TEHERAN- Sono passati due anni dalla morte di Mahsa Amini, la 22enne curda che perse la vita a Teheran, dopo essere stata messa in custodia dalla polizia morale perché non avrebbe portato correttamente l’hijab – Il velo islaimico – obbligatorio nel Paese.
Attraverso la sua morte Amini divenne un simbolo, scatenando un’ondata di proteste durate mesi, nonostante la dura repressione da parte delle forze dell’ordine. Secondo i rapporti dell’agenzia per gli attivisti per i diritti umani iraniani Hrana infatti, durante le proteste circa 500 manifestanti persero negli scontri, mentre circa 20mila furono arrestati per le proteste. Per almeno 9 persone è stata attauata la pena di morte.
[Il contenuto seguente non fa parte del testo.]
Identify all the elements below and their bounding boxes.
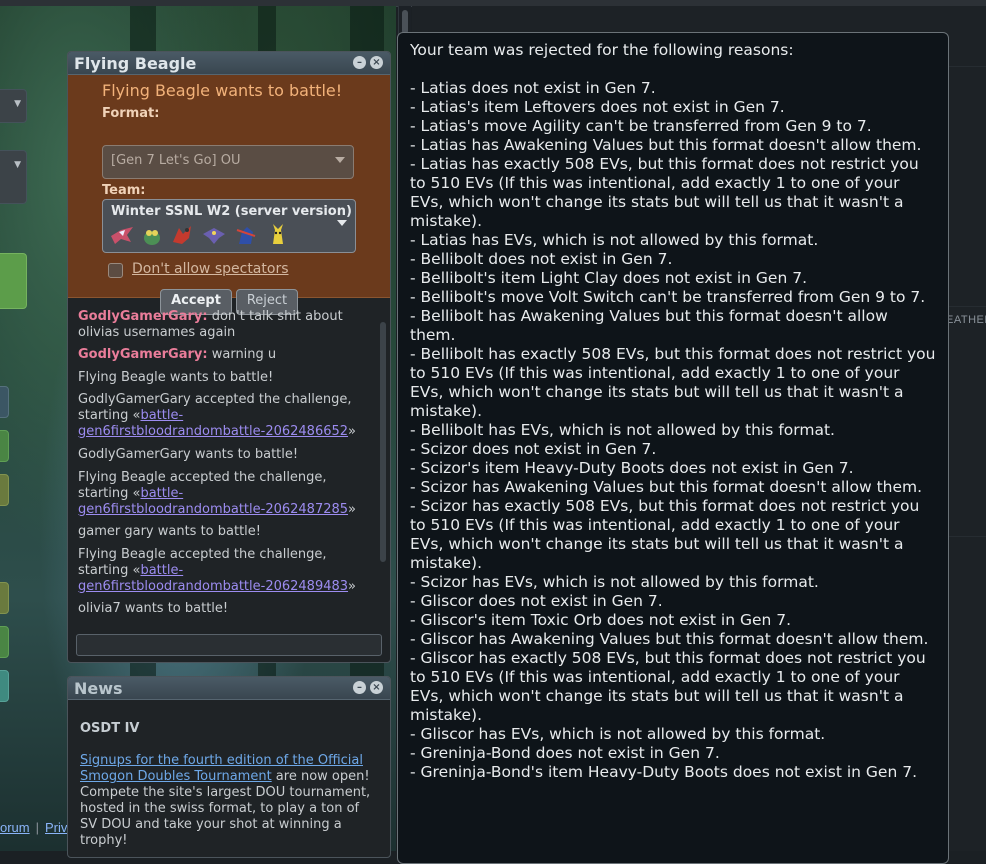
team-select[interactable]: Winter SSNL W2 (server version) [102, 199, 356, 253]
rejection-line: - Gliscor does not exist in Gen 7. [410, 592, 663, 610]
chat-input[interactable] [76, 634, 382, 656]
side-button-partial[interactable] [0, 670, 9, 702]
news-window-titlebar[interactable]: News – × [68, 677, 390, 700]
chat-username[interactable]: GodlyGamerGary: [78, 309, 208, 324]
chat-message: GodlyGamerGary: don't talk shit about ol… [78, 309, 358, 341]
minimize-icon[interactable]: – [353, 56, 366, 69]
rejection-line: - Scizor's item Heavy-Duty Boots does no… [410, 459, 854, 477]
rejection-line: - Bellibolt's move Volt Switch can't be … [410, 288, 926, 306]
news-window-title: News [74, 679, 123, 698]
rejection-line: - Gliscor has Awakening Values but this … [410, 630, 929, 648]
latias-icon [111, 227, 133, 244]
minimize-icon[interactable]: – [353, 681, 366, 694]
team-dropdown-partial[interactable] [0, 150, 27, 204]
rejection-line: - Latias's move Agility can't be transfe… [410, 117, 872, 135]
format-label: Format: [102, 106, 160, 121]
side-button-partial[interactable] [0, 386, 9, 418]
format-value: [Gen 7 Let's Go] OU [111, 153, 241, 168]
news-headline: OSDT IV [80, 721, 140, 736]
spectators-checkbox[interactable] [108, 263, 123, 278]
format-select[interactable]: [Gen 7 Let's Go] OU [102, 145, 354, 179]
rejection-line: - Scizor has Awakening Values but this f… [410, 478, 923, 496]
weather-label: EATHER [946, 314, 986, 326]
rejection-line: - Bellibolt has EVs, which is not allowe… [410, 421, 835, 439]
rejection-line: - Scizor has EVs, which is not allowed b… [410, 573, 819, 591]
chevron-down-icon [337, 220, 347, 226]
chat-message: GodlyGamerGary: warning u [78, 347, 358, 363]
team-rejected-popup: Your team was rejected for the following… [397, 32, 949, 864]
popup-message: Your team was rejected for the following… [410, 41, 936, 782]
rejection-line: - Gliscor has EVs, which is not allowed … [410, 725, 826, 743]
rejection-line: - Gliscor's item Toxic Orb does not exis… [410, 611, 792, 629]
rejection-line [410, 60, 936, 79]
pikachu-icon [273, 224, 283, 244]
rejection-line: - Latias's item Leftovers does not exist… [410, 98, 785, 116]
pm-window: Flying Beagle – × Flying Beagle wants to… [67, 51, 391, 663]
rejection-line: Your team was rejected for the following… [410, 41, 794, 59]
chat-text: Flying Beagle accepted the challenge, st… [78, 547, 327, 578]
chat-text: » [348, 424, 356, 439]
team-label: Team: [102, 183, 146, 198]
close-icon[interactable]: × [370, 56, 383, 69]
chat-message: olivia7 wants to battle! [78, 601, 229, 616]
chat-message: gamer gary wants to battle! [78, 524, 262, 539]
rejection-line: - Bellibolt has Awakening Values but thi… [410, 307, 893, 344]
rejection-line: - Bellibolt has exactly 508 EVs, but thi… [410, 345, 941, 420]
chat-text: GodlyGamerGary accepted the challenge, s… [78, 392, 352, 423]
gliscor-icon [203, 228, 225, 244]
format-dropdown-partial[interactable] [0, 89, 27, 123]
rejection-line: - Scizor does not exist in Gen 7. [410, 440, 657, 458]
team-name: Winter SSNL W2 (server version) [111, 204, 352, 219]
chat-text: warning u [207, 347, 277, 362]
chevron-down-icon [335, 157, 345, 163]
news-window: News – × OSDT IV Signups for the fourth … [67, 676, 391, 858]
pm-window-titlebar[interactable]: Flying Beagle – × [68, 52, 390, 75]
rejection-line: - Latias has exactly 508 EVs, but this f… [410, 155, 924, 230]
chat-message: Flying Beagle accepted the challenge, st… [78, 547, 358, 595]
side-button-partial[interactable] [0, 582, 9, 614]
chat-log: GodlyGamerGary: don't talk shit about ol… [68, 299, 378, 629]
battle-button-partial[interactable] [0, 253, 27, 309]
chat-message: GodlyGamerGary accepted the challenge, s… [78, 392, 358, 440]
chat-message: GodlyGamerGary wants to battle! [78, 447, 299, 462]
rejection-line: - Latias has Awakening Values but this f… [410, 136, 922, 154]
rejection-line: - Gliscor has exactly 508 EVs, but this … [410, 649, 931, 724]
chat-message: Flying Beagle accepted the challenge, st… [78, 470, 358, 518]
chat-username[interactable]: GodlyGamerGary: [78, 347, 208, 362]
greninja-icon [236, 227, 256, 244]
close-icon[interactable]: × [370, 681, 383, 694]
rejection-line: - Greninja-Bond's item Heavy-Duty Boots … [410, 763, 917, 781]
side-button-partial[interactable] [0, 430, 9, 462]
news-body: Signups for the fourth edition of the Of… [80, 753, 380, 849]
rejection-line: - Bellibolt's item Light Clay does not e… [410, 269, 807, 287]
chat-text: » [348, 502, 356, 517]
side-button-partial[interactable] [0, 626, 9, 658]
rejection-line: - Greninja-Bond does not exist in Gen 7. [410, 744, 720, 762]
rejection-line: - Bellibolt does not exist in Gen 7. [410, 250, 673, 268]
rejection-line: - Latias does not exist in Gen 7. [410, 79, 656, 97]
spectators-label[interactable]: Don't allow spectators [132, 261, 289, 277]
bellibolt-icon [144, 230, 160, 245]
side-button-partial[interactable] [0, 474, 9, 506]
pm-window-title: Flying Beagle [74, 54, 197, 73]
chat-scrollbar[interactable] [380, 322, 386, 562]
footer-separator: | [35, 820, 40, 835]
challenge-heading: Flying Beagle wants to battle! [102, 81, 343, 100]
rejection-line: - Scizor has exactly 508 EVs, but this f… [410, 497, 925, 572]
forum-link[interactable]: orum [0, 820, 30, 835]
chat-text: » [348, 579, 356, 594]
chat-text: Flying Beagle accepted the challenge, st… [78, 470, 327, 501]
chat-message: Flying Beagle wants to battle! [78, 370, 274, 385]
challenge-panel: Flying Beagle wants to battle! Format: [… [68, 75, 390, 315]
rejection-line: - Latias has EVs, which is not allowed b… [410, 231, 819, 249]
scizor-icon [173, 226, 191, 244]
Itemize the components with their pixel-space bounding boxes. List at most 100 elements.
“Il movimento ‘Donna, vita, libertà’ ha ridefinito il ruolo del popolo nel confronto al dominio tirannico, imponendo una nuova consapevolezza che instilla paura all’interno di questo regime teocratico”, ha affermato, in riferimento alle manifestazioni, la premio Nobel per la Pace iraniana Narges Mohammadi, in una lettera dal carcere di Evin di Teheran, dove l’attivista si trova da anni. Da ieri 34 prigioniere detenute nella struttura hanno iniziato uno sciopero della fame per commemorare questo anniversario.